Astrazeneca (NYSE:AZN) followed Johnson & Johnson (NYSE:JNJ) and Eli Lilly (NYSE:LLY) this morning by delivering a disappointing performance from its SGLT-2 inhibitor Farxiga. The drug belongs to a class that is widely projected to become the fastest growing among diabetes medicines (see tables below).
As such, weak first-quarter sales from the main players is worrying, and the blame is being laid at the feet of US pricing pressures. Diabetes is an area where payers have successfully flexed their muscles. However, it seems that another factor is playing a role: the message that this class can reduce a patient's risks from heart disease is taking time to have an impact.
Astrazeneca said growing intra-class competition and the impact of affordability programmes and managed-care access subdued Farxiga growth in the US, where sales inched only 2% higher, to $96m, in the first quarter.
J&J painted an even worse picture with Invokana - lower prices caused US sales of the medicine to fall 13% on the same quarter of last year. The company also blamed increasing discounts for managed care and a higher composition of Medicaid sales, where prices are typically lower.
The Lilly result was probably the most surprising given that the company has been heavily marketing Jardiance's success in its cardiovascular outcome study since January. New patient starts have surged 75% since the company was allowed to begin marketing on evidence that the drug can reduce the risks of death and complications from heart disease, the company said this week. However revenues still came in lower than the sell-side was expecting.
Lilly and partner Boehringer Ingelheim are the only companies allowed to actively market a cardiac benefit for their SGLT2, although big studies are due to report on Invokana and Farxiga in the next couple of years. These are widely expected to confirm a class effect, helping to drive use of all of these medicines (ACC - Jardiance heart benefit looks like a class effect, March 20, 2017).
However, the finding represents a big philosophical shift for this area of medicine, which is more used to dealing with the discovery of safety signals.
"We have to remember we are talking about changing very well entrenched treatment practises and physicians do take some time to get comfortable with new drugs and new classes," said Mark Mallon, head of Astrazeneca's global product strategy and medical affairs, in a media call this morning. "They need to see the data and the data is absolutely coming. But it's going to take time to build that up."
Assuming the class effect is confirmed, having three companies actively promoting a cardiac benefit will surely help drive uptake. However another issue is bringing cardiologists on board - endocrinologists and primary care doctors are currently the main prescribers of these drugs - an issue that Lilly executives have said they are closely monitoring.
"Cardiologists, in the case of Jardiance, are a significant source of authority. And while we have seen an increase, the base of prescribing is extremely, extremely small," Enrique Conterno, head of Lilly's diabetes business, told analysts on a call last week.
Merging therapy areas
The discovery of cardioprotective benefits for the SGLT2s and to a lesser extent the GLP-1 agonists points to a merging of therapy areas that looks set to become only more apparent in the coming years.
Novo Nordisk (NYSE:NVO) has already won approval for Victoza as an obesity therapy. Astrazeneca this year started two outcome trials with Farxiga in heart failure and chronic kidney disease, which will recruit both diabetic and non-diabetic patients. And its blood thinner Brilinta is being trialed in diabetic patients in the huge Themis study, to see if it can reduce the risk of heart attack and stroke.
The UK pharma giant has even merged its cardiovascular and diabetes drugs into a single reporting unit, which chief executive Pascal Soriot put down to more and more overlap.

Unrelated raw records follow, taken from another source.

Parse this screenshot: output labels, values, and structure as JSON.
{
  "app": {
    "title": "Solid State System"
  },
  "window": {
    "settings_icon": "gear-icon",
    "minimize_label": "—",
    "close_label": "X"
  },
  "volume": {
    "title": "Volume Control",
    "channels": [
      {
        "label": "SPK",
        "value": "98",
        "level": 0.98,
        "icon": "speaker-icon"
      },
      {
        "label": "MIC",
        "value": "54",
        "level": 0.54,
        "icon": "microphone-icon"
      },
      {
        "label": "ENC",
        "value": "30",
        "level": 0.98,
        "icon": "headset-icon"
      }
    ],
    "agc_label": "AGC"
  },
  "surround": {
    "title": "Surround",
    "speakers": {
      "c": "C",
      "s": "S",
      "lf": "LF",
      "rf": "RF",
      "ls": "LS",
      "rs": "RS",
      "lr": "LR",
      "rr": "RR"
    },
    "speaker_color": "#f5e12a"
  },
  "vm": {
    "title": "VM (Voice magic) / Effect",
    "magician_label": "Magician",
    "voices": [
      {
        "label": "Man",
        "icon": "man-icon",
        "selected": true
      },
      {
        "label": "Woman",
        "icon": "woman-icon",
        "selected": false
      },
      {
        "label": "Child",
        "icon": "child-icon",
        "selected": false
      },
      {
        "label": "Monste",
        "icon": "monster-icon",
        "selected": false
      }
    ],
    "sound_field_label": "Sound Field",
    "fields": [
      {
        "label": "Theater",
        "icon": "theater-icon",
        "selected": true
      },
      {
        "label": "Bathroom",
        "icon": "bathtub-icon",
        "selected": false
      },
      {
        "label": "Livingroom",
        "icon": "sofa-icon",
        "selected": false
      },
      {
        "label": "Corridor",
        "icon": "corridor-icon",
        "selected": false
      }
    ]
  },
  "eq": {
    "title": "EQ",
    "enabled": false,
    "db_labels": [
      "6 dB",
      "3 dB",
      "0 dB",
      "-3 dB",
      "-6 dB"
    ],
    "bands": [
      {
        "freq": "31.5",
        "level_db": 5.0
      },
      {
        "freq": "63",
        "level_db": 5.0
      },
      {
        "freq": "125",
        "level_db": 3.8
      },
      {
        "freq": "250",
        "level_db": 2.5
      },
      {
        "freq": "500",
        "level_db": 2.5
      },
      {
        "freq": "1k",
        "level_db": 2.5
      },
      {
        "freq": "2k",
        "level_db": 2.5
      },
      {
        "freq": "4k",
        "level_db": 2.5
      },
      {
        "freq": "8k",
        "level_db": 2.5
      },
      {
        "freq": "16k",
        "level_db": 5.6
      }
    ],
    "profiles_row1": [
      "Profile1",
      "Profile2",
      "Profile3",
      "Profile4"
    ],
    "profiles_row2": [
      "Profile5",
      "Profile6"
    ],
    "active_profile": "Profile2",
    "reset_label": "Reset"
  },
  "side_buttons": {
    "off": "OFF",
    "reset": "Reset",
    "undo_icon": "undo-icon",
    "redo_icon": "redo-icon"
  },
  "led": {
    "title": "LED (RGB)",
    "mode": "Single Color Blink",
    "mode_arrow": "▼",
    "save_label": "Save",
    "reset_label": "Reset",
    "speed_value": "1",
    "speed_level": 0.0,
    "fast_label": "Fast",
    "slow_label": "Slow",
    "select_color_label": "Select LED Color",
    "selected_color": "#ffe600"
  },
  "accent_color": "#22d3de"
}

"We believe there are substantial synergies across those therapy areas - operationally in the field but also from a medical view point," he told journalists earlier today.
A cynic might also see the move as a convenient way to de-emphasise Brilinta, sales of which have long disappointed.
However it is readily apparent that the SGLT2s have the potential to steer the treatment of diabetics closer to the cardiovascular world than ever before. The extent to which these drugs will be embraced by cardiologists is hard to foresee until more trials report, but could have a huge impact on the commercial potential of the class.